Petukhov, Gnielinski HTC
 

I have a "simple" simulation that's driving me nuts. I'm trying to prove the accuracy of the Petukhov-Gnielinski heat transfer coefficient correlation for thermal-entry length in a pipe (see http://www.cheresources.com/convection.shtml under section 1-3) using the following model: A 2.2m long pipe with inner diameter of 9.7mm. There's an unheated section 1.6m long (to achieve a fully-developed velocity profile), followed by a 0.6m long section with constant wall heat flux. Water is the fluid, and I'm using SST turbulence model. The Reynolds number is around 52000. The pipe wall temperature, mass-flow averaged mean temperature, and the resulting Nusselt number all have the correct shape, but the Nusselt number magnitude is off by a few thousand. I've tried all sorts of meshes. Any advice?

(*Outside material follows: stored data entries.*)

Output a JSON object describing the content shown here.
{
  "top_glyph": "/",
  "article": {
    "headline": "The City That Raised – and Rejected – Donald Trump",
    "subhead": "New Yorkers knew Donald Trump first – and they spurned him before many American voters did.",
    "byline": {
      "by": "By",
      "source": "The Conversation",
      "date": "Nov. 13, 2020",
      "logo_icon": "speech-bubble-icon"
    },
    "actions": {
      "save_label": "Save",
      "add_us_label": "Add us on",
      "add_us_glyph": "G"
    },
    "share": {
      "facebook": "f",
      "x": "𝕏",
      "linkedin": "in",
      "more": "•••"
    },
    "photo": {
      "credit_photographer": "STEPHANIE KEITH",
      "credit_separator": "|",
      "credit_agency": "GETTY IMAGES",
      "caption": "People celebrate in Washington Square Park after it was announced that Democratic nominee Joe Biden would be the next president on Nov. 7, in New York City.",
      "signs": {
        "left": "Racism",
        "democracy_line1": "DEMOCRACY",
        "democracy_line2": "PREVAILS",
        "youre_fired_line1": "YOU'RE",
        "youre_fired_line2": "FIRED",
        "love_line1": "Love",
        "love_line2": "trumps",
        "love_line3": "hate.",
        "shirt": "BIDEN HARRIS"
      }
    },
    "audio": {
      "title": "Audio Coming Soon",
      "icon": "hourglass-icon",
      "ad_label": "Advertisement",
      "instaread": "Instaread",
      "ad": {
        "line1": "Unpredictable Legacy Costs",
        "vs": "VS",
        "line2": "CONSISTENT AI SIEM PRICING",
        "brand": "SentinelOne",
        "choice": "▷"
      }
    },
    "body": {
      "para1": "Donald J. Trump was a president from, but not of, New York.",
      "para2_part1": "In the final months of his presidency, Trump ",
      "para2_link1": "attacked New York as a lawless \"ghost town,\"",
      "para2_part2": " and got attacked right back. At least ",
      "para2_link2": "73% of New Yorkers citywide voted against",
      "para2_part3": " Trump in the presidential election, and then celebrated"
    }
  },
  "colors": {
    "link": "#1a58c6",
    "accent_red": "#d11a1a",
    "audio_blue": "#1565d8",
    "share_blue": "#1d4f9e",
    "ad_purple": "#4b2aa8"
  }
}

Are you using the default wall heat transfer coefficient, which would be based on the near-wall temperature? If so, you probably want to set a reference temperature for the HTC calculation using the expert parameter 'tbulk for htc'.

Unfortunately, I can't use the near-wall temp, nor a constant value for 'tbulk'. It needs to be a velocity-averaged temperature (since water is incompressible, I can use mass-averaged temp.). Basically I have a bunch planes marching down the pipe and use the equation massFlowAve(Temperature)@Plane1 to find tbulk throughout the axial length of pipe.

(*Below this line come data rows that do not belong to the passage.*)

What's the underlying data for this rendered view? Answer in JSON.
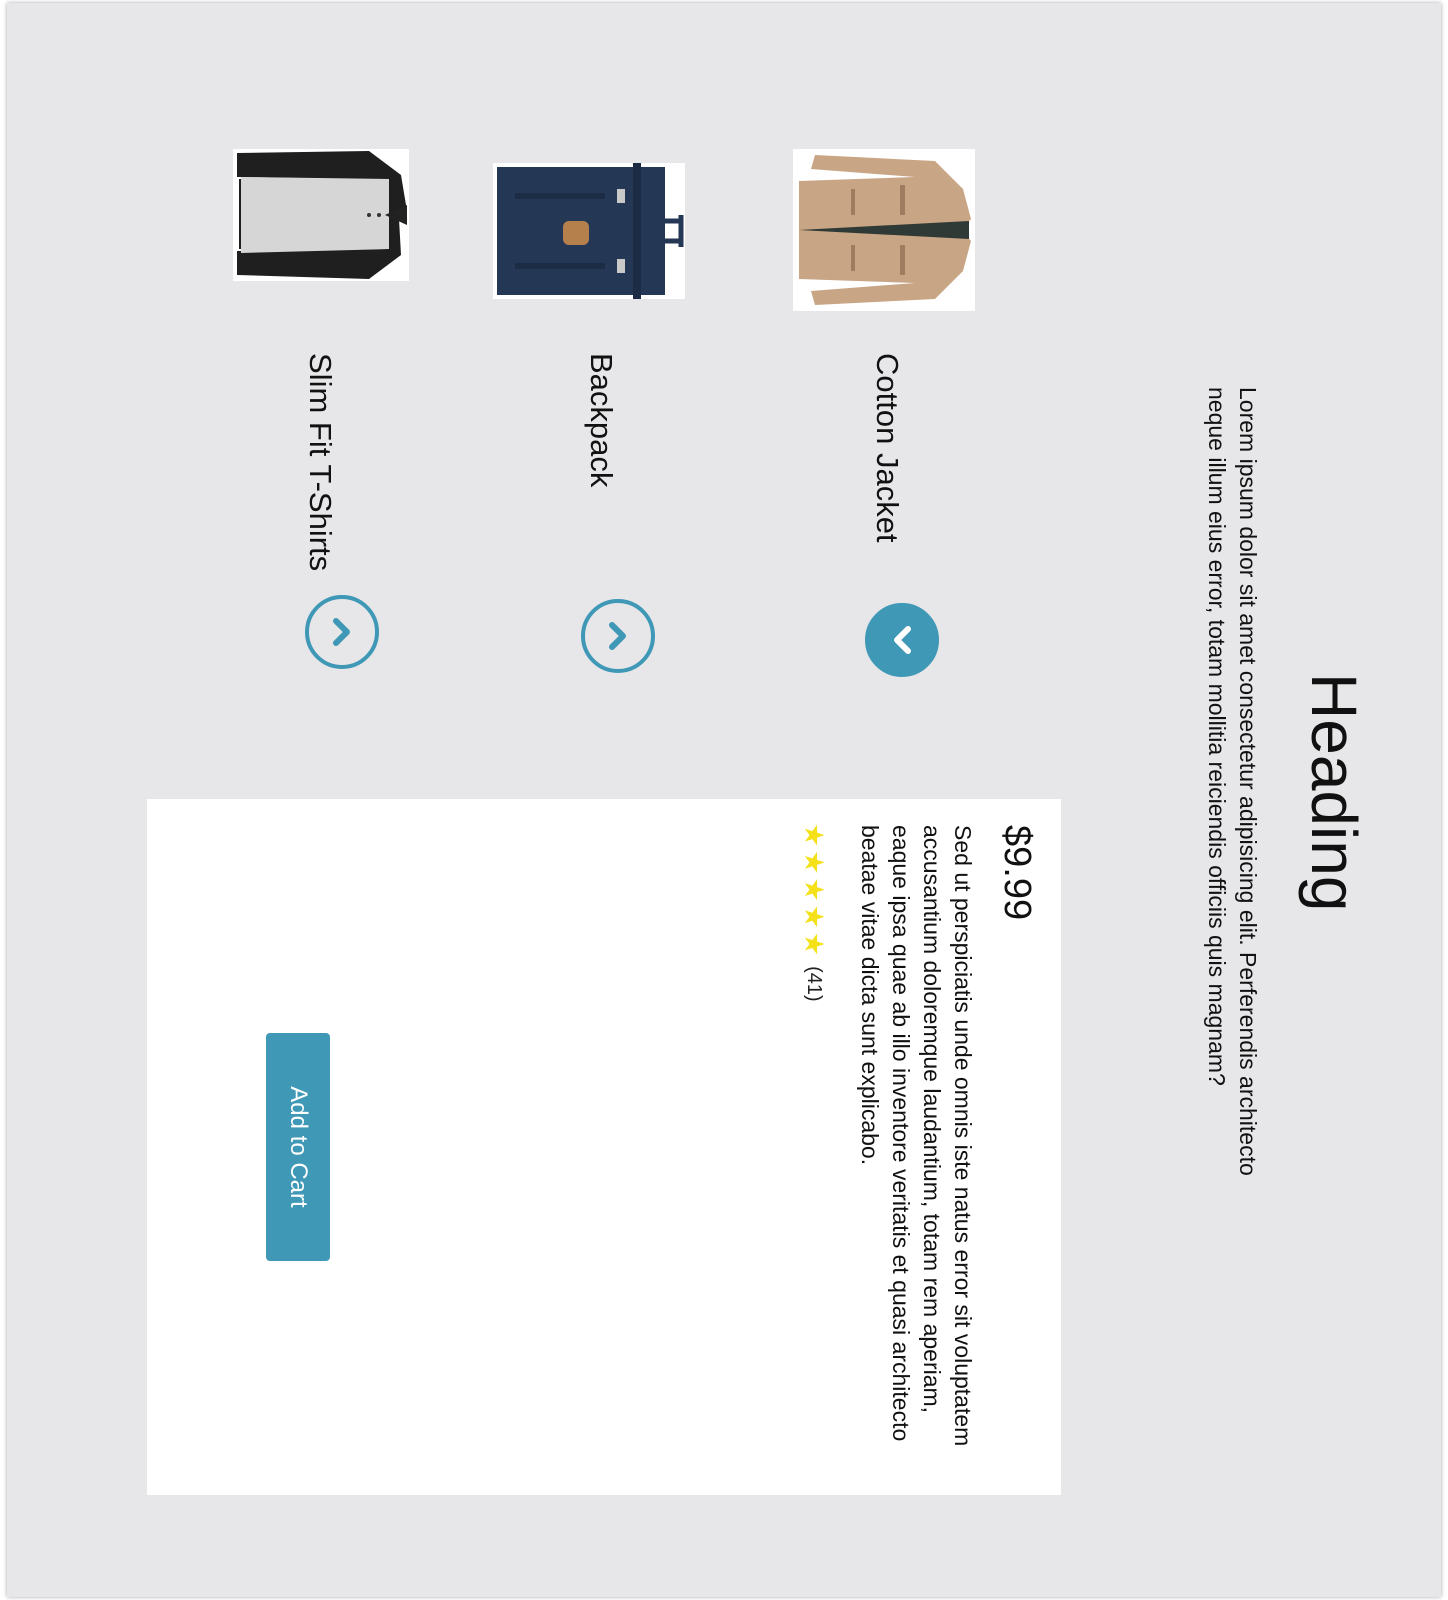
{
  "header": {
    "title": "Heading",
    "intro": "Lorem ipsum dolor sit amet consectetur adipisicing elit. Perferendis architecto neque illum eius error, totam mollitia reiciendis officiis quis magnam?"
  },
  "products": [
    {
      "name": "Cotton Jacket",
      "icon": "jacket-image",
      "expanded": true
    },
    {
      "name": "Backpack",
      "icon": "backpack-image",
      "expanded": false
    },
    {
      "name": "Slim Fit T-Shirts",
      "icon": "tshirt-image",
      "expanded": false
    }
  ],
  "detail": {
    "price": "$9.99",
    "description": "Sed ut perspiciatis unde omnis iste natus error sit voluptatem accusantium doloremque laudantium, totam rem aperiam, eaque ipsa quae ab illo inventore veritatis et quasi architecto beatae vitae dicta sunt explicabo.",
    "stars": 5,
    "reviews": "(41)",
    "add_to_cart_label": "Add to Cart"
  },
  "colors": {
    "accent": "#3e98b6",
    "star": "#f5e11a",
    "background": "#e7e6e8"
  }
}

How are you calculating the Nusselt number?

Nu = h*dia./k
q" = h(Twall - Tmean)

q" and the pipe diameter are constant input values. k is a constant material property.

Twall I get from a line generated at the wall, and Tmean comes from "massFlowAve(Temperature)@Plane x" where I have multiple planes normal to the flow at various axial locations in the pipe. Then I calculate the heat transfer coefficient from q", Twalls (at the same axial locations as my planes), and Tmeans, then get the Nusselt Numbers along the pipe length.

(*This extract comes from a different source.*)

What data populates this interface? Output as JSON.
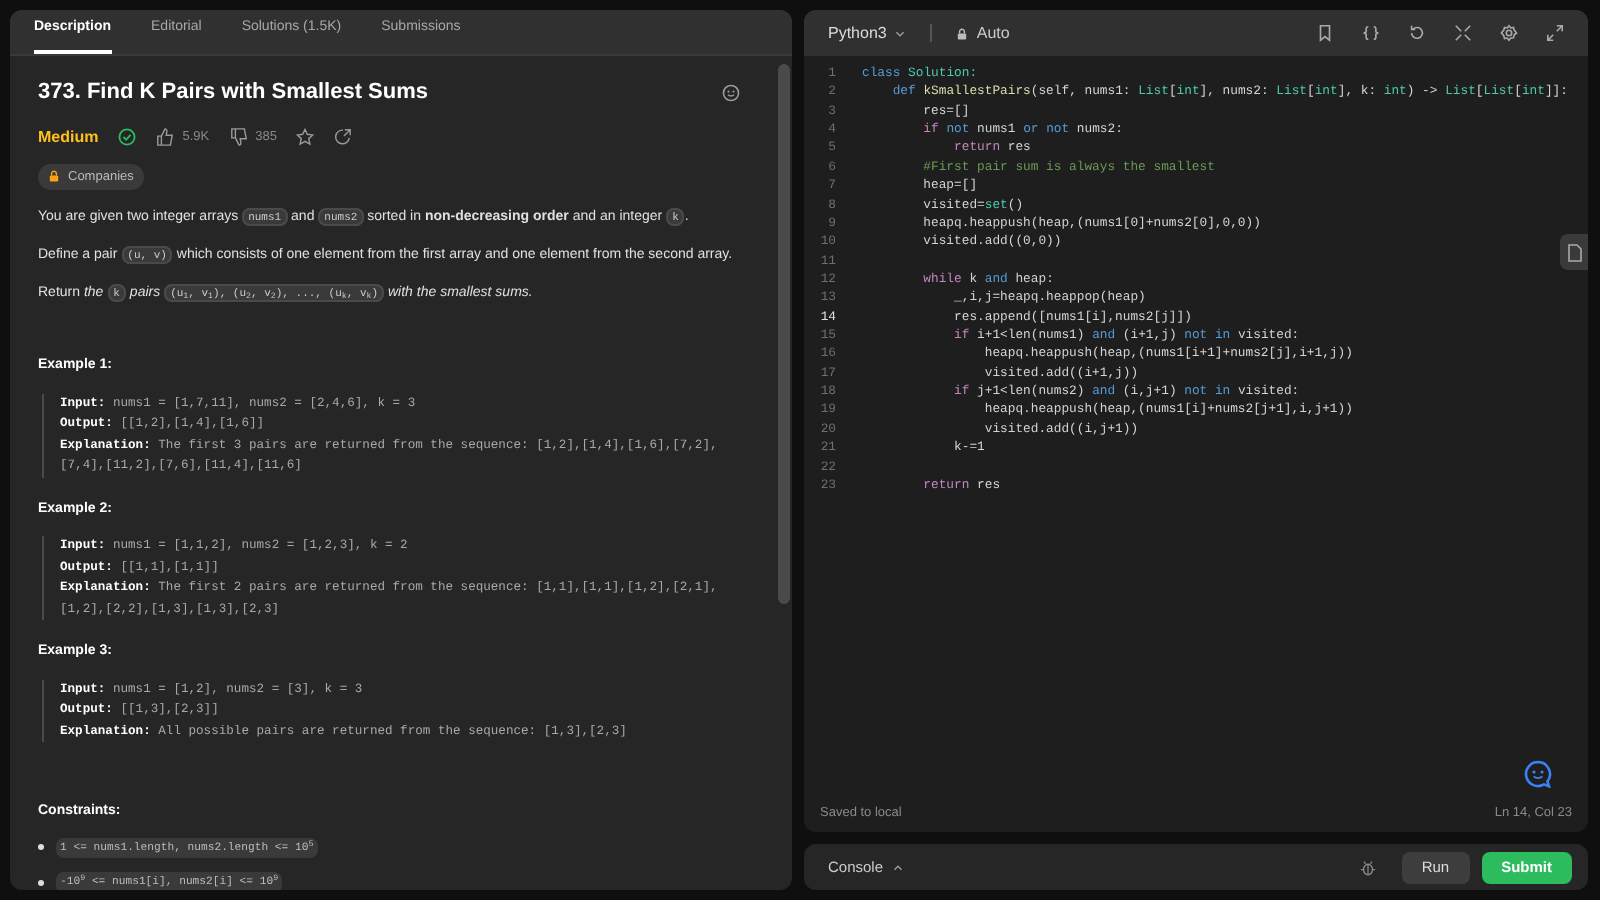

Twall should be the solid surface temperature. This is NOT the fluid temperature at the wall; there is a discontinuity in temperature at the fluid solid interface. Using the fluid temperature will give you an artificially small delta T in the calculation, meaning your heat transfer coefficient and hence your Nusselt number will be artificially high.

I originally had the model as three domains: two solids (one heated pipe and one unheated pipe), and one fluid (water). The heated pipe had a constant heat flux boundary condition at its OD. I saw back-effects of the heated portion of the pipe into the water prior to the water entering the heated portion even though I had an adiabatic wall separating the two pipes. Also, the resultant heat flux on the inner pipe wall was not constant. Therefore, I switched to two domains: one unheated water and one heated water which has the heat flux boundary at the OD (which would be the ID of the pipe, if it were there). I adjusted my heat flux value to account for the difference in area of the original pipe OD and the new water OD, although that shouldn't change the Nusselt Number. Should I put the pipe back in? If so, how could I ensure no energy gets transferred to the water prior to my x=0 point (the point where the heated wall starts)?

Yeah. The problem is that you don't know the temperature of the pipe, which is the temperature that goes into the heat transfer coefficient calculation.